So, let's be honest. I haven't been the most pious Catholic in recent years. I have views on quite a few issues that are in direct conflict with the Catholic Church. Since having children Matt and I have both struggled with what role the Church will have in our lives and the lives of our children. While we value the idea of "church" as creating a framework from which to teach morality to our children, we also feel that "The Church" teaches things that are not what we want to teach our children. We want our kids to grow up respecting and valuing men and women equally. We want them to celebrate and rejoice with gay and lesbian couples who choose to raise children. We want our kids to be open minded and to respect and value all human beings with whom they come in contact equally. And quite honestly, we haven't felt that the Catholic Church is the place to foster these values and beliefs. So, we've struggled.
Yes, we baptized Ryan and will soon baptize Zachary in the Catholic church. And why do we do this you ask, if we disagree so strongly with so many things the Church teaches? It is because we have hope that things can change. It is because we value Jesus as a truly Christian person and we believe that the core of what he taught is worth living and emulating on a daily basis (even if the Church doesn't necessarily always teach the same way I believe Jesus would have). And so, we don't want to rule out the presence of the Church in our children's lives. That is for them to decide when they are old enough to question the way we have been and continue to.

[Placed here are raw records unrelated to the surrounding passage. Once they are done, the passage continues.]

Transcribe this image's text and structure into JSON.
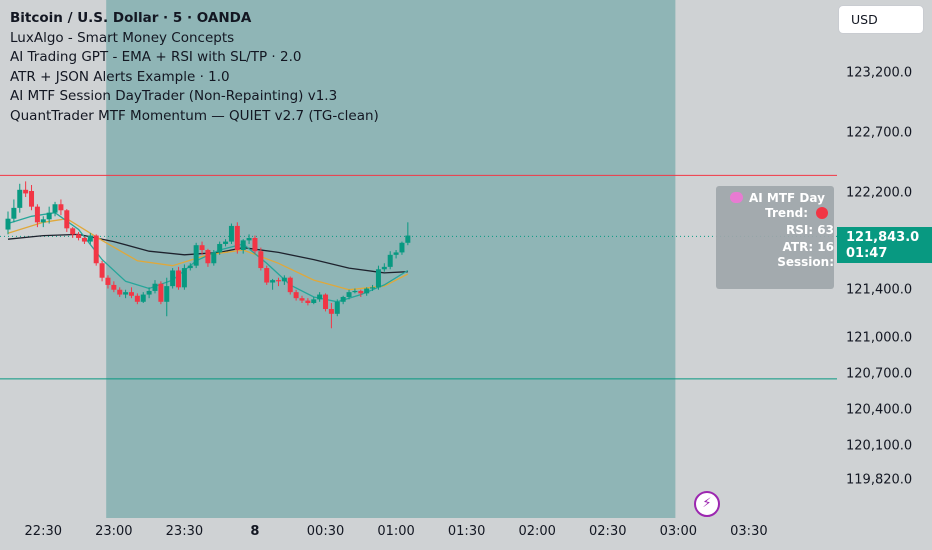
{
  "legend": {
    "symbol_title": "Bitcoin / U.S. Dollar · 5 · OANDA",
    "indicators": [
      "LuxAlgo - Smart Money Concepts",
      "AI Trading GPT - EMA + RSI with SL/TP · 2.0",
      "ATR + JSON Alerts Example · 1.0",
      "AI MTF Session DayTrader (Non-Repainting) v1.3",
      "QuantTrader MTF Momentum — QUIET v2.7 (TG-clean)"
    ]
  },
  "currency_button": {
    "label": "USD"
  },
  "info_box": {
    "title": "AI MTF Day",
    "trend_label": "Trend:",
    "rsi_label": "RSI: 63",
    "atr_label": "ATR: 16",
    "session_label": "Session:"
  },
  "price_tag": {
    "price": "121,843.0",
    "countdown": "01:47"
  },
  "colors": {
    "up": "#089981",
    "down": "#f23645",
    "session_fill": "#8fb5b6",
    "ema_slow": "#1e222d",
    "ema_mid": "#e0a83a",
    "ema_fast": "#26a69a",
    "resistance": "#f23645",
    "support": "#089981",
    "price_line": "#089981"
  },
  "chart_data": {
    "type": "candlestick",
    "title": "Bitcoin / U.S. Dollar · 5 · OANDA",
    "ylim": [
      119650,
      123700
    ],
    "y_ticks": [
      {
        "value": 123200,
        "label": "123,200.0"
      },
      {
        "value": 122700,
        "label": "122,700.0"
      },
      {
        "value": 122200,
        "label": "122,200.0"
      },
      {
        "value": 121400,
        "label": "121,400.0"
      },
      {
        "value": 121000,
        "label": "121,000.0"
      },
      {
        "value": 120700,
        "label": "120,700.0"
      },
      {
        "value": 120400,
        "label": "120,400.0"
      },
      {
        "value": 120100,
        "label": "120,100.0"
      },
      {
        "value": 119820,
        "label": "119,820.0"
      }
    ],
    "x_ticks": [
      {
        "i": 6,
        "label": "22:30",
        "bold": false
      },
      {
        "i": 18,
        "label": "23:00",
        "bold": false
      },
      {
        "i": 30,
        "label": "23:30",
        "bold": false
      },
      {
        "i": 42,
        "label": "8",
        "bold": true
      },
      {
        "i": 54,
        "label": "00:30",
        "bold": false
      },
      {
        "i": 66,
        "label": "01:00",
        "bold": false
      },
      {
        "i": 78,
        "label": "01:30",
        "bold": false
      },
      {
        "i": 90,
        "label": "02:00",
        "bold": false
      },
      {
        "i": 102,
        "label": "02:30",
        "bold": false
      },
      {
        "i": 114,
        "label": "03:00",
        "bold": false
      },
      {
        "i": 126,
        "label": "03:30",
        "bold": false
      }
    ],
    "session_range": [
      16.7,
      113.5
    ],
    "resistance_level": 122350,
    "support_level": 120660,
    "last_price": 121843,
    "candles": [
      {
        "i": 0,
        "o": 121900,
        "h": 122050,
        "l": 121860,
        "c": 121990
      },
      {
        "i": 1,
        "o": 121990,
        "h": 122150,
        "l": 121960,
        "c": 122080
      },
      {
        "i": 2,
        "o": 122080,
        "h": 122280,
        "l": 122040,
        "c": 122230
      },
      {
        "i": 3,
        "o": 122230,
        "h": 122300,
        "l": 122170,
        "c": 122200
      },
      {
        "i": 4,
        "o": 122220,
        "h": 122270,
        "l": 122060,
        "c": 122090
      },
      {
        "i": 5,
        "o": 122090,
        "h": 122110,
        "l": 121920,
        "c": 121960
      },
      {
        "i": 6,
        "o": 121960,
        "h": 122010,
        "l": 121920,
        "c": 121985
      },
      {
        "i": 7,
        "o": 121985,
        "h": 122090,
        "l": 121950,
        "c": 122040
      },
      {
        "i": 8,
        "o": 122040,
        "h": 122130,
        "l": 122010,
        "c": 122110
      },
      {
        "i": 9,
        "o": 122110,
        "h": 122150,
        "l": 122020,
        "c": 122060
      },
      {
        "i": 10,
        "o": 122060,
        "h": 122070,
        "l": 121880,
        "c": 121910
      },
      {
        "i": 11,
        "o": 121910,
        "h": 121920,
        "l": 121830,
        "c": 121860
      },
      {
        "i": 12,
        "o": 121860,
        "h": 121880,
        "l": 121810,
        "c": 121830
      },
      {
        "i": 13,
        "o": 121830,
        "h": 121840,
        "l": 121780,
        "c": 121800
      },
      {
        "i": 14,
        "o": 121800,
        "h": 121870,
        "l": 121780,
        "c": 121850
      },
      {
        "i": 15,
        "o": 121850,
        "h": 121860,
        "l": 121600,
        "c": 121620
      },
      {
        "i": 16,
        "o": 121620,
        "h": 121640,
        "l": 121470,
        "c": 121500
      },
      {
        "i": 17,
        "o": 121500,
        "h": 121520,
        "l": 121410,
        "c": 121440
      },
      {
        "i": 18,
        "o": 121440,
        "h": 121470,
        "l": 121380,
        "c": 121400
      },
      {
        "i": 19,
        "o": 121400,
        "h": 121420,
        "l": 121340,
        "c": 121360
      },
      {
        "i": 20,
        "o": 121360,
        "h": 121400,
        "l": 121330,
        "c": 121380
      },
      {
        "i": 21,
        "o": 121380,
        "h": 121420,
        "l": 121330,
        "c": 121350
      },
      {
        "i": 22,
        "o": 121350,
        "h": 121370,
        "l": 121280,
        "c": 121300
      },
      {
        "i": 23,
        "o": 121300,
        "h": 121380,
        "l": 121290,
        "c": 121360
      },
      {
        "i": 24,
        "o": 121360,
        "h": 121420,
        "l": 121330,
        "c": 121390
      },
      {
        "i": 25,
        "o": 121390,
        "h": 121480,
        "l": 121370,
        "c": 121450
      },
      {
        "i": 26,
        "o": 121450,
        "h": 121470,
        "l": 121280,
        "c": 121300
      },
      {
        "i": 27,
        "o": 121300,
        "h": 121500,
        "l": 121180,
        "c": 121430
      },
      {
        "i": 28,
        "o": 121430,
        "h": 121580,
        "l": 121410,
        "c": 121560
      },
      {
        "i": 29,
        "o": 121560,
        "h": 121590,
        "l": 121400,
        "c": 121420
      },
      {
        "i": 30,
        "o": 121420,
        "h": 121610,
        "l": 121400,
        "c": 121580
      },
      {
        "i": 31,
        "o": 121580,
        "h": 121620,
        "l": 121560,
        "c": 121600
      },
      {
        "i": 32,
        "o": 121600,
        "h": 121790,
        "l": 121580,
        "c": 121770
      },
      {
        "i": 33,
        "o": 121770,
        "h": 121800,
        "l": 121690,
        "c": 121730
      },
      {
        "i": 34,
        "o": 121730,
        "h": 121740,
        "l": 121590,
        "c": 121620
      },
      {
        "i": 35,
        "o": 121620,
        "h": 121730,
        "l": 121600,
        "c": 121710
      },
      {
        "i": 36,
        "o": 121710,
        "h": 121800,
        "l": 121690,
        "c": 121780
      },
      {
        "i": 37,
        "o": 121780,
        "h": 121820,
        "l": 121760,
        "c": 121800
      },
      {
        "i": 38,
        "o": 121800,
        "h": 121950,
        "l": 121780,
        "c": 121930
      },
      {
        "i": 39,
        "o": 121930,
        "h": 121960,
        "l": 121700,
        "c": 121730
      },
      {
        "i": 40,
        "o": 121730,
        "h": 121820,
        "l": 121700,
        "c": 121810
      },
      {
        "i": 41,
        "o": 121810,
        "h": 121860,
        "l": 121780,
        "c": 121830
      },
      {
        "i": 42,
        "o": 121830,
        "h": 121850,
        "l": 121700,
        "c": 121720
      },
      {
        "i": 43,
        "o": 121720,
        "h": 121750,
        "l": 121560,
        "c": 121580
      },
      {
        "i": 44,
        "o": 121580,
        "h": 121600,
        "l": 121440,
        "c": 121460
      },
      {
        "i": 45,
        "o": 121460,
        "h": 121490,
        "l": 121400,
        "c": 121480
      },
      {
        "i": 46,
        "o": 121480,
        "h": 121500,
        "l": 121430,
        "c": 121470
      },
      {
        "i": 47,
        "o": 121470,
        "h": 121520,
        "l": 121440,
        "c": 121500
      },
      {
        "i": 48,
        "o": 121500,
        "h": 121510,
        "l": 121360,
        "c": 121380
      },
      {
        "i": 49,
        "o": 121380,
        "h": 121400,
        "l": 121310,
        "c": 121330
      },
      {
        "i": 50,
        "o": 121330,
        "h": 121350,
        "l": 121290,
        "c": 121310
      },
      {
        "i": 51,
        "o": 121310,
        "h": 121330,
        "l": 121270,
        "c": 121290
      },
      {
        "i": 52,
        "o": 121290,
        "h": 121340,
        "l": 121280,
        "c": 121320
      },
      {
        "i": 53,
        "o": 121320,
        "h": 121380,
        "l": 121300,
        "c": 121360
      },
      {
        "i": 54,
        "o": 121360,
        "h": 121370,
        "l": 121220,
        "c": 121240
      },
      {
        "i": 55,
        "o": 121240,
        "h": 121290,
        "l": 121080,
        "c": 121200
      },
      {
        "i": 56,
        "o": 121200,
        "h": 121320,
        "l": 121180,
        "c": 121300
      },
      {
        "i": 57,
        "o": 121300,
        "h": 121350,
        "l": 121280,
        "c": 121340
      },
      {
        "i": 58,
        "o": 121340,
        "h": 121400,
        "l": 121320,
        "c": 121380
      },
      {
        "i": 59,
        "o": 121380,
        "h": 121410,
        "l": 121370,
        "c": 121390
      },
      {
        "i": 60,
        "o": 121390,
        "h": 121400,
        "l": 121340,
        "c": 121370
      },
      {
        "i": 61,
        "o": 121370,
        "h": 121420,
        "l": 121350,
        "c": 121410
      },
      {
        "i": 62,
        "o": 121410,
        "h": 121440,
        "l": 121390,
        "c": 121420
      },
      {
        "i": 63,
        "o": 121420,
        "h": 121600,
        "l": 121400,
        "c": 121570
      },
      {
        "i": 64,
        "o": 121570,
        "h": 121620,
        "l": 121550,
        "c": 121590
      },
      {
        "i": 65,
        "o": 121590,
        "h": 121720,
        "l": 121570,
        "c": 121690
      },
      {
        "i": 66,
        "o": 121690,
        "h": 121730,
        "l": 121660,
        "c": 121710
      },
      {
        "i": 67,
        "o": 121710,
        "h": 121800,
        "l": 121690,
        "c": 121790
      },
      {
        "i": 68,
        "o": 121790,
        "h": 121960,
        "l": 121770,
        "c": 121850
      }
    ],
    "ema_fast": [
      [
        0,
        121950
      ],
      [
        4,
        122010
      ],
      [
        8,
        122040
      ],
      [
        12,
        121900
      ],
      [
        16,
        121650
      ],
      [
        20,
        121470
      ],
      [
        24,
        121410
      ],
      [
        28,
        121480
      ],
      [
        32,
        121640
      ],
      [
        36,
        121730
      ],
      [
        40,
        121780
      ],
      [
        44,
        121620
      ],
      [
        48,
        121440
      ],
      [
        52,
        121340
      ],
      [
        56,
        121300
      ],
      [
        60,
        121360
      ],
      [
        64,
        121440
      ],
      [
        68,
        121560
      ]
    ],
    "ema_mid": [
      [
        0,
        121870
      ],
      [
        6,
        121960
      ],
      [
        10,
        121990
      ],
      [
        16,
        121810
      ],
      [
        22,
        121640
      ],
      [
        28,
        121600
      ],
      [
        34,
        121690
      ],
      [
        40,
        121730
      ],
      [
        46,
        121620
      ],
      [
        52,
        121480
      ],
      [
        58,
        121400
      ],
      [
        64,
        121430
      ],
      [
        68,
        121530
      ]
    ],
    "ema_slow": [
      [
        0,
        121820
      ],
      [
        6,
        121850
      ],
      [
        12,
        121860
      ],
      [
        18,
        121800
      ],
      [
        24,
        121720
      ],
      [
        30,
        121690
      ],
      [
        36,
        121710
      ],
      [
        40,
        121750
      ],
      [
        46,
        121710
      ],
      [
        52,
        121650
      ],
      [
        58,
        121580
      ],
      [
        64,
        121540
      ],
      [
        68,
        121550
      ]
    ]
  }
}
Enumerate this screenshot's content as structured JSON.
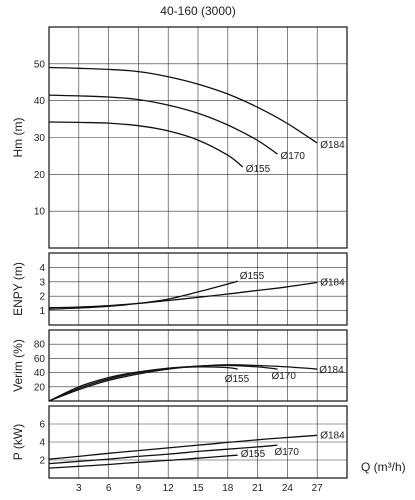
{
  "chart_data": {
    "type": "line",
    "title": "40-160 (3000)",
    "xlabel": "Q (m³/h)",
    "xlim": [
      0,
      30
    ],
    "x_ticks": [
      "3",
      "6",
      "9",
      "12",
      "15",
      "18",
      "21",
      "24",
      "27"
    ],
    "grid": true,
    "panels": [
      {
        "ylabel": "Hm (m)",
        "ylim": [
          0,
          60
        ],
        "y_ticks": [
          "10",
          "20",
          "30",
          "40",
          "50"
        ],
        "series": [
          {
            "name": "Ø184",
            "x": [
              0,
              3,
              6,
              9,
              12,
              15,
              18,
              21,
              24,
              27
            ],
            "y": [
              49,
              48.8,
              48.5,
              47.9,
              46.5,
              44.5,
              41.8,
              38.2,
              33.8,
              28.5
            ]
          },
          {
            "name": "Ø170",
            "x": [
              0,
              3,
              6,
              9,
              12,
              15,
              18,
              21,
              23
            ],
            "y": [
              41.5,
              41.3,
              41,
              40.3,
              38.8,
              36.6,
              33.4,
              29.2,
              25.5
            ]
          },
          {
            "name": "Ø155",
            "x": [
              0,
              3,
              6,
              9,
              12,
              15,
              18,
              19.5
            ],
            "y": [
              34.2,
              34.1,
              33.9,
              33.2,
              31.8,
              29.3,
              25.2,
              22
            ]
          }
        ]
      },
      {
        "ylabel": "ENPY (m)",
        "ylim": [
          0,
          5
        ],
        "y_ticks": [
          "1",
          "2",
          "3",
          "4"
        ],
        "series": [
          {
            "name": "Ø155",
            "x": [
              0,
              3,
              6,
              9,
              12,
              15,
              18,
              19
            ],
            "y": [
              1.1,
              1.18,
              1.3,
              1.5,
              1.8,
              2.3,
              2.85,
              3.05
            ]
          },
          {
            "name": "Ø184",
            "x": [
              0,
              3,
              6,
              9,
              12,
              15,
              18,
              21,
              24,
              27
            ],
            "y": [
              1.2,
              1.25,
              1.35,
              1.5,
              1.7,
              1.92,
              2.15,
              2.4,
              2.65,
              2.95
            ]
          }
        ]
      },
      {
        "ylabel": "Verim (%)",
        "ylim": [
          0,
          100
        ],
        "y_ticks": [
          "20",
          "40",
          "60",
          "80"
        ],
        "series": [
          {
            "name": "Ø155",
            "x": [
              0,
              3,
              6,
              9,
              12,
              15,
              18,
              19
            ],
            "y": [
              0,
              20,
              33,
              41,
              46,
              48,
              47,
              45
            ]
          },
          {
            "name": "Ø170",
            "x": [
              0,
              3,
              6,
              9,
              12,
              15,
              18,
              21,
              23
            ],
            "y": [
              0,
              18,
              31,
              40,
              46,
              49,
              50,
              48,
              45
            ]
          },
          {
            "name": "Ø184",
            "x": [
              0,
              3,
              6,
              9,
              12,
              15,
              18,
              21,
              24,
              27
            ],
            "y": [
              0,
              16,
              29,
              38,
              45,
              49,
              51,
              50,
              48,
              45
            ]
          }
        ]
      },
      {
        "ylabel": "P (kW)",
        "ylim": [
          0,
          8
        ],
        "y_ticks": [
          "2",
          "4",
          "6"
        ],
        "series": [
          {
            "name": "Ø184",
            "x": [
              0,
              3,
              6,
              9,
              12,
              15,
              18,
              21,
              24,
              27
            ],
            "y": [
              2.1,
              2.4,
              2.75,
              3.05,
              3.35,
              3.65,
              3.95,
              4.25,
              4.5,
              4.75
            ]
          },
          {
            "name": "Ø170",
            "x": [
              0,
              3,
              6,
              9,
              12,
              15,
              18,
              21,
              23
            ],
            "y": [
              1.6,
              1.85,
              2.1,
              2.4,
              2.65,
              2.95,
              3.2,
              3.45,
              3.65
            ]
          },
          {
            "name": "Ø155",
            "x": [
              0,
              3,
              6,
              9,
              12,
              15,
              18,
              19
            ],
            "y": [
              1.1,
              1.3,
              1.5,
              1.75,
              1.95,
              2.2,
              2.45,
              2.55
            ]
          }
        ]
      }
    ]
  }
}
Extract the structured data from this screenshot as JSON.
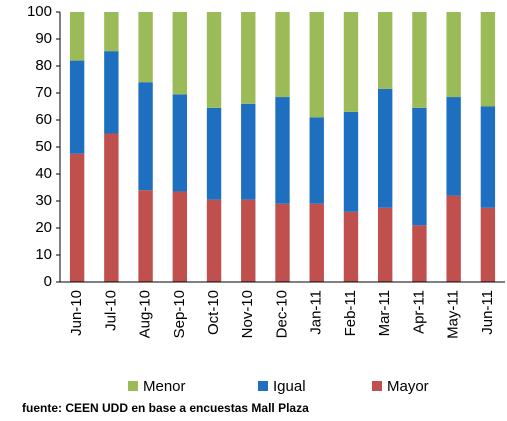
{
  "chart_data": {
    "type": "stacked_bar",
    "categories": [
      "Jun-10",
      "Jul-10",
      "Aug-10",
      "Sep-10",
      "Oct-10",
      "Nov-10",
      "Dec-10",
      "Jan-11",
      "Feb-11",
      "Mar-11",
      "Apr-11",
      "May-11",
      "Jun-11"
    ],
    "series": [
      {
        "name": "Menor",
        "color": "#9bbb59",
        "values": [
          18,
          14.5,
          26,
          30.5,
          35.5,
          34,
          31.5,
          39,
          37,
          28.5,
          35.5,
          31.5,
          35
        ]
      },
      {
        "name": "Igual",
        "color": "#1f6fc0",
        "values": [
          34.5,
          30.5,
          40,
          36,
          34,
          35.5,
          39.5,
          32,
          37,
          44,
          43.5,
          36.5,
          37.5
        ]
      },
      {
        "name": "Mayor",
        "color": "#c0504d",
        "values": [
          47.5,
          55,
          34,
          33.5,
          30.5,
          30.5,
          29,
          29,
          26,
          27.5,
          21,
          32,
          27.5
        ]
      }
    ],
    "ylim": [
      0,
      100
    ],
    "yticks": [
      0,
      10,
      20,
      30,
      40,
      50,
      60,
      70,
      80,
      90,
      100
    ],
    "source": "fuente: CEEN UDD en base a encuestas Mall Plaza"
  }
}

And so, today the Catholic Church elected a new Pope. A Pope who is the first Latin American Pope, and of greater significance for me, the first Jesuit Pope. I went to Boston College, a Jesuit Institution and there grew to love and respect the Jesuits. Professors who were Jesuits were not just teachers, but mentors and friends. They were and are people who challenged me to challenge my faith. They not only welcomed my questions, but they added to my questions about faith. They taught about and lived lives focused on Social Justice. They were inclusive and welcoming to people of all backgrounds, thoughts, ideas, faiths, and ways of life. During my years at Boston College I was truly proud to call myself Catholic because I was surrounded by people who emulated to me what being Catholic is all about.
And thus, as Pope Francis I was introduced to all of us today for the first time, I was hopeful. I pray that he will heed the teachings of his Jesuit roots. If he can lead the church in a way that even somewhat resembles the way the Jesuits I know live their lives, then the Catholic Church will be a better institution because of it.